Socchiuse gli occhi, ripensando alla collezione di cieli grigi, tersi, limpidi o nuvolosi che riempivano la testata sopra al suo letto. Al centro, un bellissimo dipinto, le mille sfumature degli acquarelli che formavano il suo nome con l'azzurro, l'indaco, il verde e il viola, un'esplosione di colori dal titolo "È la tua aura che ti parla", un'aura che aveva già la sua melodia: Skyler.
Sorrise, con ancora gli occhi chiusi, a leggere con la mente quel nome scribacchiato quasi per caso dietro la tela, nell'angolo destro. Dan.

Riaprendo gli occhi, prese immediatamente il cellulare. Non vedo l'ora di vederti, scrisse col sorriso sulle labbra.
Attese qualche secondo, prima che un bip illuminasse lo schermo: Come sta andando il viaggio? Io sono ancora a lavoro, non so per che ora finirò.
Fece per rispondergli, ma la chiamata della madre lo interruppe bruscamente.

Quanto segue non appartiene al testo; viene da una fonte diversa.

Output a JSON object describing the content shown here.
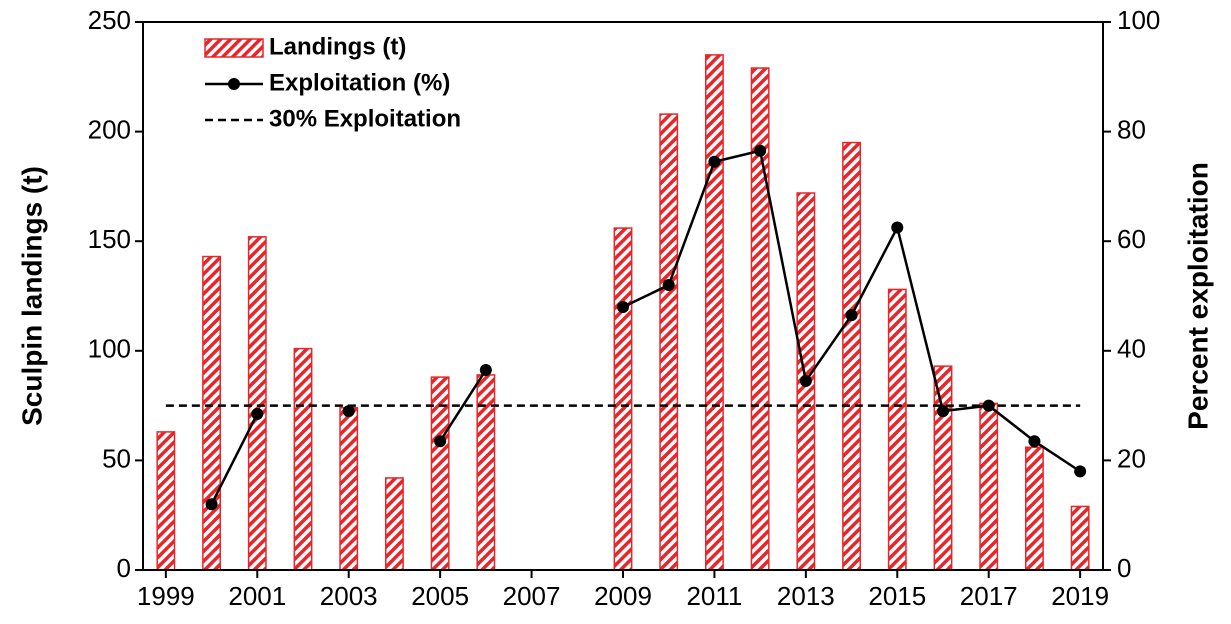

Aveva dovuto lottare coi denti per convincerli. La mostra di Polanier a Glisgolm era caduta a pennello come scusa -purché a nessuno dei due venisse in mente di guardarne i quadri macabri!- così che, fingendosi euforico per quell'evento irripetibile, aveva chiesto ogni singolo giorno, iniziando dal mattino e finendo alla sera, se gli avessero permesso di parteciparvi. Quando il padre propose di andar lì con Adam, il fratello maggiore, a Skyler quasi non prese un colpo. Fortuna volle che il ragazzo non era affatto interessato a quel genere di eventi.
«Parto al pomeriggio con il treno, vedo la mostra di sera e il giorno dopo, prima delle quattro, sarò già a casa, promesso!»
Mischiando l'ingegno alla fortuna, la sera del suo diciassettesimo compleanno, solo qualche settimana prima, aveva barattato il nuovo laptop per quel viaggio. Un'occhiata fugace e i due genitori si convinsero che, in fin dei conti, il figlio voleva solo partecipare a una mostra d'arte... avrebbero dovuto esserne felici.
Ma quel treno diretto a Uneke l'avrebbe condotto da tutt'altra parte che da quel folle pittore.

Solo un paio di ore separavano Uneke da Solelka. Aveva camminato fino alla stazione, con lo zainetto colmo di ogni genere di cosa: dagli snack alle mappe della città, insieme a tutti gli accessori per la macchina fotografica, i documenti e quella cornice cui spigolo non smetteva di pizzicargli il fianco. Col cappellino chinato fino alle sopracciglia e la sciarpa ben stretta, la gelida Solelka l'aveva salutato strizzandogli l'occhio, fingendo di non essersi resa conto di quel cuoricino che martellava dentro al petto.
Solo una parola riecheggiava nella sua mente: quel fatidico che Daniel gli aveva dato; il permesso per poterlo andare a trovare.
Era iniziato tutto a quel concerto del al Saint Bouchard, ai tre minuti e tredici secondi che Hervé Bossuet gli aveva concesso come assolo per il suo violino. Le mani tremavano all'impazzata sotto ai riflettori di quell'immenso teatro, mentre gli altri studenti e musicisti attendevano quell'ultima nota per ripartire. Aveva troneggiato al centro del palco per tutto il brano, cercando di mascherare le gambe che tremavano all'impazzata scrutando i volti silenziosi e mischiati alla penombra della platea. Un sussulto, e si sollevò in piedi prima di iniziare. L'adrenalina non aveva mancato una sola nota, facendo sorridere perfino il viso burbero del maestro Bossuet. Nel lungo applauso che seguì, non poté fare a meno di sentire le lacrime bollenti scendere lungo le guance. Con disinvoltura cercò di asciugarle, ma quando un secondo applauso tuonò nella sala, dovette voltarsi per non mostrare quegli occhioni gonfi di lacrime.
Era passato un anno circa da quel giorno. Tornando verso i camerini aveva visto un ragazzo chinato di fronte alla porta dei loro camerini che, voltandosi rapidamente, era fuggito via senza dire una parola.
«Skyler, è per te!» mormorò qualcuno sollevando un bigliettino.